GEC management is understood to be bearing down heavily on the cost problems at its GEC-Marconi electronics division. "Steps have been taken to strengthen management in the relevant areas, and to effect economies where required by trading conditions," says group chairman Lord Prior.
He promises that the business will show "...substantial progress in restoring the results to acceptable levels" over the coming year, pointing out that the division has a healthy order book of £4.9 billion.
The contract provisions helped depress profits at GEC-Marconi, which were down by nearly $50 million to £205 million. Despite recession, the division had been holding earnings at a steady £250-260 million. Sales also edged down to below £2.7 billion.
Profits were further depressed by disappointing results from Canadian Marconi, which was hit by cancellation of Canadian Government orders, including work it would have carried out for the abandoned EH Industries EH101 helicopter contract.

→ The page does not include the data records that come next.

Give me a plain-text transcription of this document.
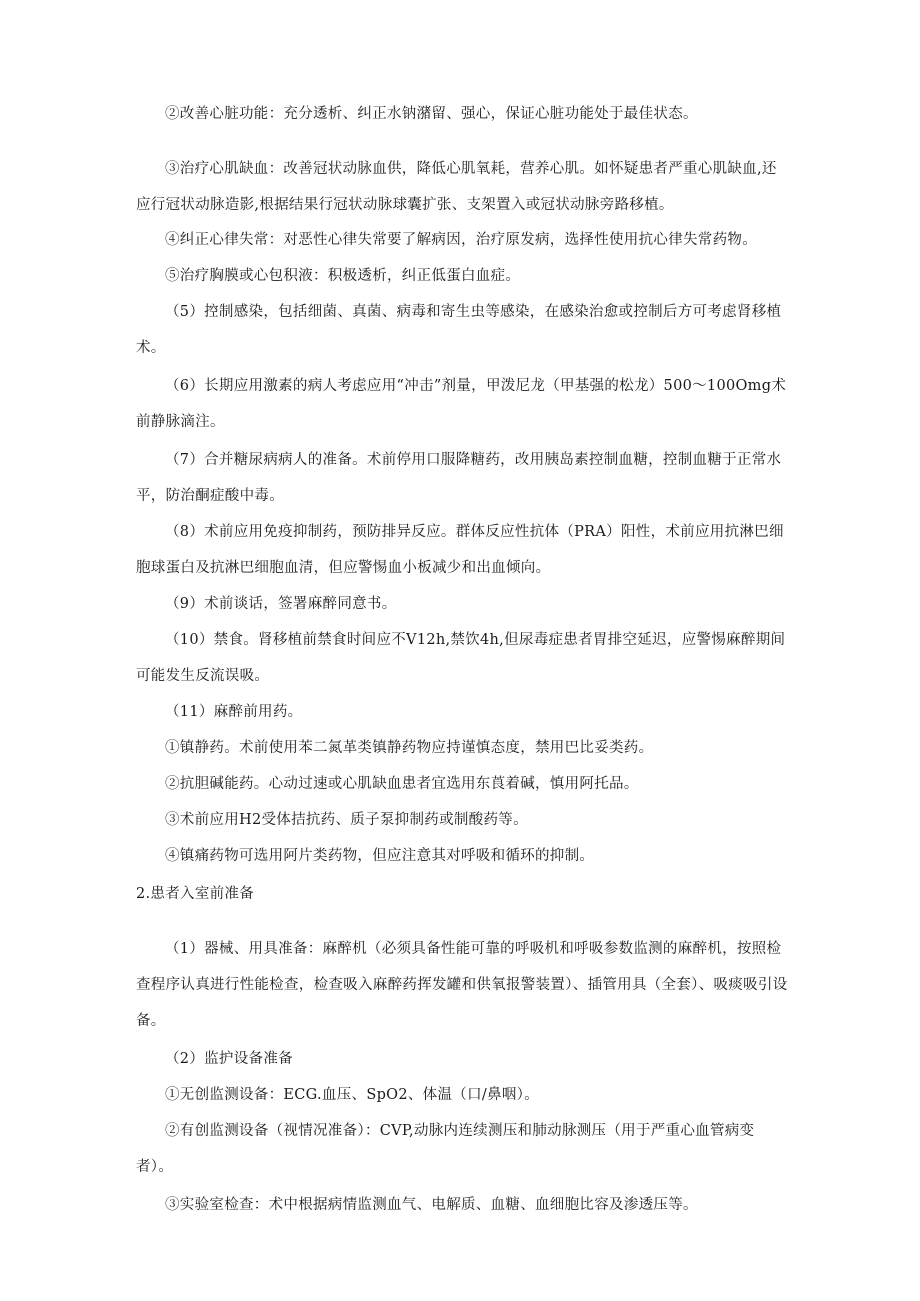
②改善心脏功能：充分透析、纠正水钠潴留、强心，保证心脏功能处于最佳状态。

③治疗心肌缺血：改善冠状动脉血供，降低心肌氧耗，营养心肌。如怀疑患者严重心肌缺血,还应行冠状动脉造影,根据结果行冠状动脉球囊扩张、支架置入或冠状动脉旁路移植。

④纠正心律失常：对恶性心律失常要了解病因，治疗原发病，选择性使用抗心律失常药物。

⑤治疗胸膜或心包积液：积极透析，纠正低蛋白血症。

（5）控制感染，包括细菌、真菌、病毒和寄生虫等感染，在感染治愈或控制后方可考虑肾移植术。

（6）长期应用激素的病人考虑应用“冲击”剂量，甲泼尼龙（甲基强的松龙）500～100Omg术前静脉滴注。

（7）合并糖尿病病人的准备。术前停用口服降糖药，改用胰岛素控制血糖，控制血糖于正常水平，防治酮症酸中毒。

（8）术前应用免疫抑制药，预防排异反应。群体反应性抗体（PRA）阳性，术前应用抗淋巴细胞球蛋白及抗淋巴细胞血清，但应警惕血小板减少和出血倾向。

（9）术前谈话，签署麻醉同意书。

（10）禁食。肾移植前禁食时间应不V12h,禁饮4h,但尿毒症患者胃排空延迟，应警惕麻醉期间可能发生反流误吸。

（11）麻醉前用药。

①镇静药。术前使用苯二氮革类镇静药物应持谨慎态度，禁用巴比妥类药。

②抗胆碱能药。心动过速或心肌缺血患者宜选用东莨着碱，慎用阿托品。

③术前应用H2受体拮抗药、质子泵抑制药或制酸药等。

④镇痛药物可选用阿片类药物，但应注意其对呼吸和循环的抑制。

2.患者入室前准备

（1）器械、用具准备：麻醉机（必须具备性能可靠的呼吸机和呼吸参数监测的麻醉机，按照检查程序认真进行性能检查，检查吸入麻醉药挥发罐和供氧报警装置）、插管用具（全套）、吸痰吸引设备。

（2）监护设备准备

①无创监测设备：ECG.血压、SpO2、体温（口/鼻咽）。

②有创监测设备（视情况准备）：CVP,动脉内连续测压和肺动脉测压（用于严重心血管病变者）。

③实验室检查：术中根据病情监测血气、电解质、血糖、血细胞比容及渗透压等。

Profits were also down at GEC-Marconi's telecommunications ventures in Italy.
Despite the problems of its electronics division, the GEC group as a whole turned in a record year as pre-tax profits reached £900 million and sales broke through £10 billion. The group still has a substantial cash pile of £1.3 billion, even after the cost of fighting its ultimately successful tussle with British Aerospace to take control of UK submarine-builder VSEL.
GEC managing director and founding father Lord Weinstock again confirmed ambitions to join forces with BAe on defence, but stresses that it would have to be through a friendly merger. Weinstock is running short of time, however, with his retirement scheduled for September 1996.